Does access to prior imaging results have to be mission impossible for teleradiologists?
How can a teleradiologist reliably have access to prior studies (and their reports)?
Prior to 2011, when I moved to telerad, the thought never really crossed my mind. Until then, I had only worked on-site in hospital systems or outpatient imaging centers. Whenever I had a study on a patient, all prior exams were on the record for me to see. (I’m old enough that this included actual folders with films in them.) At worst, I’d have to request an “archived” older study, but it never took long to get it.
There are tele setups out there that can run the same way. For instance, suppose I’m an employee of a hospital, and the facility gives me a workstation which can remote-in to their system and function just like one of their on-site terminals. I should be able to do anything aside from strolling down a hallway to physically interact with the file room if they still have one.
I have never personally had a “remote workstation equal to on-site” setup. My first tele company provided coverage to over 2,000 facilities. The company had its own workstations and proprietary software. Each client had its own separate system. The telerad company and the clients’ IT people had to work together to make their systems interact effectively, but that interaction was never quite as good. My subsequent telerad gigs had smaller scale versions of the same challenge.
I have thus never been able to reliably “see” all of a patient’s prior imaging. In my 2,000-plus facility job, for instance, I only knew about and could review prior exams if the tech currently imaging a patient took the trouble to upload older ones. If the techs were too busy (to do the uploading or simply to look and see if there was anything to upload), or if they just didn’t care, I got nothing. As far as I would be able to tell, the patient had never been imaged before.

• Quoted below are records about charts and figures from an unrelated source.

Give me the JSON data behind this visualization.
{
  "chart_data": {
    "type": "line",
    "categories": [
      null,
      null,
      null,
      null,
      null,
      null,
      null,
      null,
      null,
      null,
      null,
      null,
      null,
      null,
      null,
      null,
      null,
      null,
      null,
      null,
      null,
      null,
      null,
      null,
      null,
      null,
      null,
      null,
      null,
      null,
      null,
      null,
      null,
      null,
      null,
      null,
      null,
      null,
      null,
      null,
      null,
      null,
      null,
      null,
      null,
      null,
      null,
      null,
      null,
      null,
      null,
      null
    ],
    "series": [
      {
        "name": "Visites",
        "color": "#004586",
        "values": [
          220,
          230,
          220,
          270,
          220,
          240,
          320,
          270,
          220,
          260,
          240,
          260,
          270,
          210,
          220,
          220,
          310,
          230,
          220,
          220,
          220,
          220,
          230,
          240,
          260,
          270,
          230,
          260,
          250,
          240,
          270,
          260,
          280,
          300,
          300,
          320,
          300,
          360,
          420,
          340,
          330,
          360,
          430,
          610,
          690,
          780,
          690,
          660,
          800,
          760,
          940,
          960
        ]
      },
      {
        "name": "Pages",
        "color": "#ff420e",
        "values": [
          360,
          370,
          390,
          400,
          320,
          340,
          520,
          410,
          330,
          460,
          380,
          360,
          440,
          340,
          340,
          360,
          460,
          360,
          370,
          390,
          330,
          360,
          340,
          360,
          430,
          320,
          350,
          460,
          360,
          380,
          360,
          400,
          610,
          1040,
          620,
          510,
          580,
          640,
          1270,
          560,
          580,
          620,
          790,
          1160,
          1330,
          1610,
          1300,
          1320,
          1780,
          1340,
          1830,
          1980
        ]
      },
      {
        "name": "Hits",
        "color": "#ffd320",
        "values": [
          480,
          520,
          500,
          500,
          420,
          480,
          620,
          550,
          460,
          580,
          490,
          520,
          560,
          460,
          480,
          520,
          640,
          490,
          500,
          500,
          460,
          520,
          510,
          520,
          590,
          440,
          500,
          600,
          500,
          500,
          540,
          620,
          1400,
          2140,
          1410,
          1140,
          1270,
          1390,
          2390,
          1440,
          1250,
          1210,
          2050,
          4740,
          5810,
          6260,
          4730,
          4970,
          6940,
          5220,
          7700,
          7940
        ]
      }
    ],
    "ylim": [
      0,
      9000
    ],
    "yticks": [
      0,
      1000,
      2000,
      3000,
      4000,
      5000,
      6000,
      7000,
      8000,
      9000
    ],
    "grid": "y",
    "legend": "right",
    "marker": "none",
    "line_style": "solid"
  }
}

Sometimes, that doesn’t matter so much. If I’m providing a preliminary review of a CT for appendicitis at 3 a.m. and someone onsite with access to all priors will render a final report in just a few hours, do I really need a scan from five years ago to offer a comment on whether a 4 mm lung nodule might be called stable?
Most of my work, by contrast, has been final reports, not prelims, and it does nobody any good for me to read studies without having relevant priors or even knowing if they might exist. It’s bad for patient care if proper comparison doesn’t happen, and even a delay can have bad consequences. It can look bad to anybody observing the situation, from the patient him- or herself to the patient’s referrer to other rads. (In contrast, these situations can look appetizing to hungry lawyers.)
It can be downright annoying and time-wasting too. Suppose I generate a no-comparison report, and the referrer has to ask for an addendum, assuming he or she notices the shortfall. There is even more potential for complexity and suboptimal care enters the picture if you add the variable of images but not reports of prior studies being visible/available.
Want to take it a step further? Suppose a tech sends me the most recent prior study, but it turns out there was an older one that would have made a better comparison. Maybe I would ideally also pull up an old bone scan, but the tech, understandably, only thought to send me a prior CT because that is the modality of the current exam. Remember that I might not even know about the existence of any of these priors if my telerad system doesn’t reliably query them all from the client facility. They could all be my “unknown unknown.”
In a radiology forum thread, folks were discussing situations in which telerads are trying to provide a good service, but on-site facilities were spotty in uploading prior studies/reports. As is usually the case with social media, there was a broad range of opinion.
Some were vehement that, especially in today’s market, the tele entity can and should put its foot down: The clients must reliably provide the priors/reports. Write it as a condition of the contract so failing to do so represents a breach! Have your rads refuse to read non-emergent studies without the right comparisons! (Granted, how you can do that when you don’t even know if those priors exist is a mystery to me.)
Such tough talk might be great if you can back it up with action. As the tele entity, however, are you that sought after that you can let non-compliant clients go, or willing to annoy all of the referrers whose studies your rads are refusing to read?
Other approaches sounded more diplomatic and likely more effective to me. The docs (and patients!) are generally not the ones standing between your rads and prior studies. Administrators who fail to fix the underlying systemic problems are the challenge. You have to speak their language and, unfortunately, the rationale that “patient care might suffer” doesn’t always motivate them. Advising them that they and their facilities are legally vulnerable by not fixing the issue (especially when you have a written record of giving them this advice) hits a little closer to home.
There is one thing I have also noticed during my own battles over the issue. The best solutions depend on techs, or other humans, as little as possible. Every time you count on a human doing something, you incorporate the potential for that human to fumble the ball. That can be a tech forgetting or not bothering to look for priors and/or failing to upload them. It can be a rad failing to realize that there may be priors in the system and making the necessary efforts to get what is missing. Even a workforce that is 100 percent diligent will make mistakes.
A reliable automated system is what you want. It might cost more upfront, and it will surely have subsequent costs for maintenance and upgrades. However, once you have it in place, the issue of missing priors—including the “unknown unknown” — will be drastically reduced if not eliminated.